# Niagara Bicycle?



## Ernbar (Aug 3, 2019)

Has anyone heard of Niagara bicycles? I recall my brother having one back in the late 50s early 60s. He passed away some years back otherwise I would have the scoop on it. I do remember it being black and being 3 speed. I was 5 or 6 at the time so it’s been quite a spell since.


----------



## Wards Guy.. (Aug 3, 2019)

Saw this on the Cabe...


----------



## Ernbar (Aug 3, 2019)

Sorry, double post.


----------



## Ernbar (Aug 3, 2019)

Hey thanks for your reply. I was born in Cienfuegos and left in 1964. That explains the Niagara connection. My brother bought this bike about 1959 or 1960. Unfortunately it may be long gone.


----------



## barneyguey (Aug 3, 2019)




----------



## Ernbar (Aug 3, 2019)

My Lord! Thanks for posting the badge barnyguey! It's a part of my childhood memories of my very special brother.


----------



## Wards Guy.. (Aug 3, 2019)

I just sold this one a week ago .







 I hate it too but I was cleaning house ...


----------



## Ernbar (Aug 3, 2019)

Ernbar said:


> My Lord! Thanks for posting the badge barnyguey! It's a part of my childhood memories of my very special brother.





Wards Guy.. said:


> I just sold this one a week ago .View attachment 1040639
> 
> View attachment 1040640
> 
> I hate it too but I was cleaning house ...




That looks to be very old, older than what I remember my brother Jorge's bike to be. What year was that bike made?

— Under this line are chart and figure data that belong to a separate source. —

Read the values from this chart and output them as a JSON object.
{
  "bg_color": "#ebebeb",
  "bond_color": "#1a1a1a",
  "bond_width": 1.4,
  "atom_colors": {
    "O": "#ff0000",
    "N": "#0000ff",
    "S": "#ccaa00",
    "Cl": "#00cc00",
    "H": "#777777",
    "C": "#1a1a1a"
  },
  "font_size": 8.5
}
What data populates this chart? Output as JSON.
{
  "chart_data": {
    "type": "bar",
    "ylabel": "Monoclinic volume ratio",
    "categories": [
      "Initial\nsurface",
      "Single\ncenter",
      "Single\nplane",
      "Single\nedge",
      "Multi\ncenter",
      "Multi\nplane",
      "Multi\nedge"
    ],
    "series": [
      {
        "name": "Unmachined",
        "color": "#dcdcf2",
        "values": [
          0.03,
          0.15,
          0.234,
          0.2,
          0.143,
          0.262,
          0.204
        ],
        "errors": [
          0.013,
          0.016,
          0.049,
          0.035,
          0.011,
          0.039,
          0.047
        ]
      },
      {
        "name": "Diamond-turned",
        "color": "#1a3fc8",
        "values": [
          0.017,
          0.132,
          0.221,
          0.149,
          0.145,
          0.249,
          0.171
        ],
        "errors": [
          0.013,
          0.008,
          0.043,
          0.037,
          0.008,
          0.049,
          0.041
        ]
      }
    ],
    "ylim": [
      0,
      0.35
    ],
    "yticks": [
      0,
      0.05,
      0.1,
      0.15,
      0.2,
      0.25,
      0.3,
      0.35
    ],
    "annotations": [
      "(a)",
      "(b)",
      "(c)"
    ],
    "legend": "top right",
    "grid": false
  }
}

I just spoke to my other brother who had an O'Higgins bike. I have never heard of that brand.


----------



## barneyguey (Aug 3, 2019)

Ernbar said:


> My Lord! Thanks for posting the badge barnyguey! It's a part of my childhood memories of my very special brother.



You bet!  Have agreat day! Barry


----------



## barneyguey (Aug 3, 2019)

Ernbar said:


> That looks to be very old, older than what I remember my brother Jorge's bike to be. What year was that bike made?
> 
> I just spoke to my other brother who had an O'Higgins bike. I have never heard of that brand.



Look up the name J. C. Higgins. Sears sold them.


----------



## Wards Guy.. (Aug 3, 2019)

Ernbar said:


> That looks to be very old, older than what I remember my brother Jorge's bike to be. What year was that bike made?
> 
> I just spoke to my other brother who had an O'Higgins bike. I have never heard of that brand.





Ernbar said:


> That looks to be very old, older than what I remember my brother Jorge's bike to be. What year was that bike made?
> 
> I just spoke to my other brother who had an O'Higgins bike. I have never heard of that brand.



From the teens....


----------



## Ernbar (Aug 3, 2019)

Spoke to my brother again and asked him if it was JC Higgins and he remembered the name. He said our dad bought it for him st Sears and Roebuck in Cienfuegos Cuba in 1956.


----------